Slaton’s bill offers the following tax relief:

(b) A qualifying married couple is entitled to a credit against the taxes imposed in a tax year by a taxing unit on the residence homestead of the couple in which both spouses reside. Subject to Subsection (c), the amount of the credit is equal to the amount, expressed in decimal form rounded to the nearest hundredth, computed by multiplying the amount of taxes imposed by the taxing unit in the applicable tax year on the qualifying married couple’s residence homestead by 10 percent.
(c) A qualifying married couple with four or more qualifying children may substitute the following, as applicable, for 10 percent when computing the amount of credit to which the couple is entitled under Subsection (b):
(1) 40 percent, if the qualifying married couple have four qualifying children;
(2) 50 percent, if the qualifying married couple have five qualifying children;
(3) 60 percent, if the qualifying married couple have six qualifying children;
(4) 70 percent, if the qualifying married couple have seven qualifying children;
(5) 80 percent, if the qualifying married couple have eight qualifying children;
(6) 90 percent, if the qualifying married couple have nine qualifying children; or
(7) 100 percent, if the qualifying married couple have 10 or more qualifying children.

The bill has also caused heads to explode because of how it defined marriage and family.

1) “Qualifying child” means a child of any age who is:
(A) a natural child of both spouses of a qualifying married couple born after the date on which the qualifying married couple married;
(B) an adopted child of both spouses of a qualifying married couple adopted after the date on which the qualifying married couple married; or
(C) the adopted child of one spouse of a qualifying married couple adopted after the date on which the qualifying married couple married if the child is the natural or adopted child of the other spouse and that other spouse was a widow or widower before the date on which the qualifying married couple married.
(2) “Qualifying married couple” means a man and a woman who are legally married to each other, neither of whom have ever been divorced.

I like the fact that it encourages adoption. I suspect the “never married” part is to prevent people from running the same type of scam that used to take place with federal income taxes, where couples would get divorced in December and remarry after January 1 to avoid the “marriage penalty.” Still, in a country where allegedly half of all marriages end in divorce (there are a lot of reasons why this is probably a bogus number, but that is a different story), it has raised some ire.

The biggest cause of panty-wadding is the definition of a “qualifying marriage.” When we’ve reached the point where a Supreme Court justice is afraid to define “woman,” we need some moral clarity like Slaton’s description to bring us back to sanity.
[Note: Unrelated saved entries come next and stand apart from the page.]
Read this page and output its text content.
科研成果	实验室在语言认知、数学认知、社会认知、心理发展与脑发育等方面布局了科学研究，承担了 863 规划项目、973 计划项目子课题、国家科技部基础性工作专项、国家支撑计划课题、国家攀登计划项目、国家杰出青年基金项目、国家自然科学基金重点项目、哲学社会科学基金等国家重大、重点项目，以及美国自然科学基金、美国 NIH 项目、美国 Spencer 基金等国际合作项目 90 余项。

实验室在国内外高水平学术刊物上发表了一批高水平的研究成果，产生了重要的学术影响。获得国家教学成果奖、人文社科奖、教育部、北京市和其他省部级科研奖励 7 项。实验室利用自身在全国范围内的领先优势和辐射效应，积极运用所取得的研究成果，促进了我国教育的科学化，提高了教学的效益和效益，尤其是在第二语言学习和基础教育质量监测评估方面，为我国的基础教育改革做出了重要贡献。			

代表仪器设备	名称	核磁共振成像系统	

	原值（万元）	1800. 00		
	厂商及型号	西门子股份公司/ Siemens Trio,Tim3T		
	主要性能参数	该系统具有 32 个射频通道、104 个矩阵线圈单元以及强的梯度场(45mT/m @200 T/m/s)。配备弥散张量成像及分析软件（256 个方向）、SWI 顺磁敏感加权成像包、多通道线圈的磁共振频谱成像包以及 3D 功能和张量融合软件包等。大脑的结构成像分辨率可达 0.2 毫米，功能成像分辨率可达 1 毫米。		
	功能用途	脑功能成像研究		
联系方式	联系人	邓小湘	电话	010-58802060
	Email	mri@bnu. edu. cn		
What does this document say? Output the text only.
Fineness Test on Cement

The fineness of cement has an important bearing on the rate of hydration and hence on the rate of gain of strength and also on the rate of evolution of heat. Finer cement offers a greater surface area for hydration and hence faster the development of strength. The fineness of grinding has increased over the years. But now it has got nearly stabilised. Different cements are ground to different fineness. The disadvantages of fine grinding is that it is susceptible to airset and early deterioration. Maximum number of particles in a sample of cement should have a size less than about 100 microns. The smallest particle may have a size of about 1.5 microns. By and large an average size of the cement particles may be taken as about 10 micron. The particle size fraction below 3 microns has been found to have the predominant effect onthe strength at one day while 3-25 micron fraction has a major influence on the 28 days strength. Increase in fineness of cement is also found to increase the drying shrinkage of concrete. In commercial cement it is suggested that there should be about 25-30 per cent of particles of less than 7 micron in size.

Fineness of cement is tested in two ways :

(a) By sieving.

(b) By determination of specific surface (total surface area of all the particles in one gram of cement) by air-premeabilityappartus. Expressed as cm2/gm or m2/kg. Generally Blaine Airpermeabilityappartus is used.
I’m sorry, but homosexual and transgender people will never be a “married couple,” as far as I’m concerned, no matter what the Supreme Court says. It seems to me that as long as we’re using tax codes to reward and punish behavior, limiting a property tax abatement to couples engaging in heterosexual behavior is justified; see the Reagan quote.

Slaton, apparently, has a history of proposing bills that never go anywhere, and, as of this writing, there are no co-sponsors for the bill. Of course, I’m not a lawyer, so I won’t even guess how this would play out in court. But, as we’ve moved past equal opportunity to a racial and sexual spoils system where it is legal to discriminate against disfavored classes, it is evident that the whole “equal protection under the law” thing is no longer operative.

Even if this bill’s purpose is only to make a statement, I applaud Representative Slaton’s effort. We need to talk about rewarding marriage and childbearing and disfavoring divorce and bizarre sexual appetites.